/PageRankComparisons

One problem of the regular Page Rank is its performance. In this project I implement a Monte Carlo approach and compare the differences in the results and the time necessary to compute them.

Primary LanguagePython

Page Rank - A Monte Carlo approach

PageRank is a famous algorithm initially used by Google to rank web pages in their results. According to Google:

PageRank works by counting the number and quality of links to a page to determine a rough estimate of how important the website is. The underlying assumption is that more important websites are likely to receive more links from other websites.

In this project we attempt to make the Page Rank faster by using a Monte Carlo Approach. According to Wikipedia, Monte Carlo is defined as:

Monte Carlo methods, or Monte Carlo experiments, are a broad class of computational algorithms that rely on repeated random sampling to obtain numerical results.

Dataset

Facebook Posts. Available at the WeST website.

  • About 47 thousand users
  • Approximately 1,750 thousand posts, about 37 per user.

Algorithm

Here we present the pseudocode of the approaches, you can view the implementation by checking the source code.

We define a function score() that returns the score for a vertex and N as the amount of vertices we have.

Conventional Approach

A initial vertex S, gets a score of 1. The others get a score of 0.
While there is a vertex V with score above 1/N:
    For each vertex T reachable from V:
        T.score += 0.85 * score(V) / edge_count(V)
    V.score = 0.15 * score(V)

Monte Carlo Approach

For the Monte Carlo approach the precision is defined by us. The more walks we perform, the better the results.

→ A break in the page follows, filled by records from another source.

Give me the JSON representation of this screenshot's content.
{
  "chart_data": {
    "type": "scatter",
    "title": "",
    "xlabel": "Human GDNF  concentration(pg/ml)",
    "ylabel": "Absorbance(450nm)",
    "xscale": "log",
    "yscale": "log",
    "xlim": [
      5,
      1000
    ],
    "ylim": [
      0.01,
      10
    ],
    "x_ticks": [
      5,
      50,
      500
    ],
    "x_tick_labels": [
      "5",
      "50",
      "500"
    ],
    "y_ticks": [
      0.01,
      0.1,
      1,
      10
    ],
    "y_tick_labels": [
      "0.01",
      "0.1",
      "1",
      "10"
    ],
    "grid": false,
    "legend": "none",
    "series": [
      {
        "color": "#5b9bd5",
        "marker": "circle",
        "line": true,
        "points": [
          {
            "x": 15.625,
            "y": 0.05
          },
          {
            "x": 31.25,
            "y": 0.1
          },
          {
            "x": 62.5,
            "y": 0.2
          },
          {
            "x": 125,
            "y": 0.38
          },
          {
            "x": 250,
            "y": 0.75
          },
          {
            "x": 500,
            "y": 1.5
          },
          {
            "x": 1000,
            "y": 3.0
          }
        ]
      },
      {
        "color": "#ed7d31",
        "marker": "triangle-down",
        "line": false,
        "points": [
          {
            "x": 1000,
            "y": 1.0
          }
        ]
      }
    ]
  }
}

We define C as the amount of walks we will perform

From an initial vertex S, we perform C walks
For every walk W from 1 until N:
    do:
        rnd = Random number between 0 and 1
        we move to a random vertex T that can be reached
        T.score += 1
    while rnd < 0.85:

# The scores now need to be normalized
total_score = 0
For every vertex T:
    total_score += T.score

For every vertex T:
    T.score = T.score / total_score

Results

We defined C as 20,000 and already noticed a very good speed up. We can get faster results by reducing C or more accurate by increasing it.

Approach Mean Error Mean Quadratic Error Time Spent (ms)
Conventional - - 4431.6
Monte Carlo 0.008189 0.000245 545.2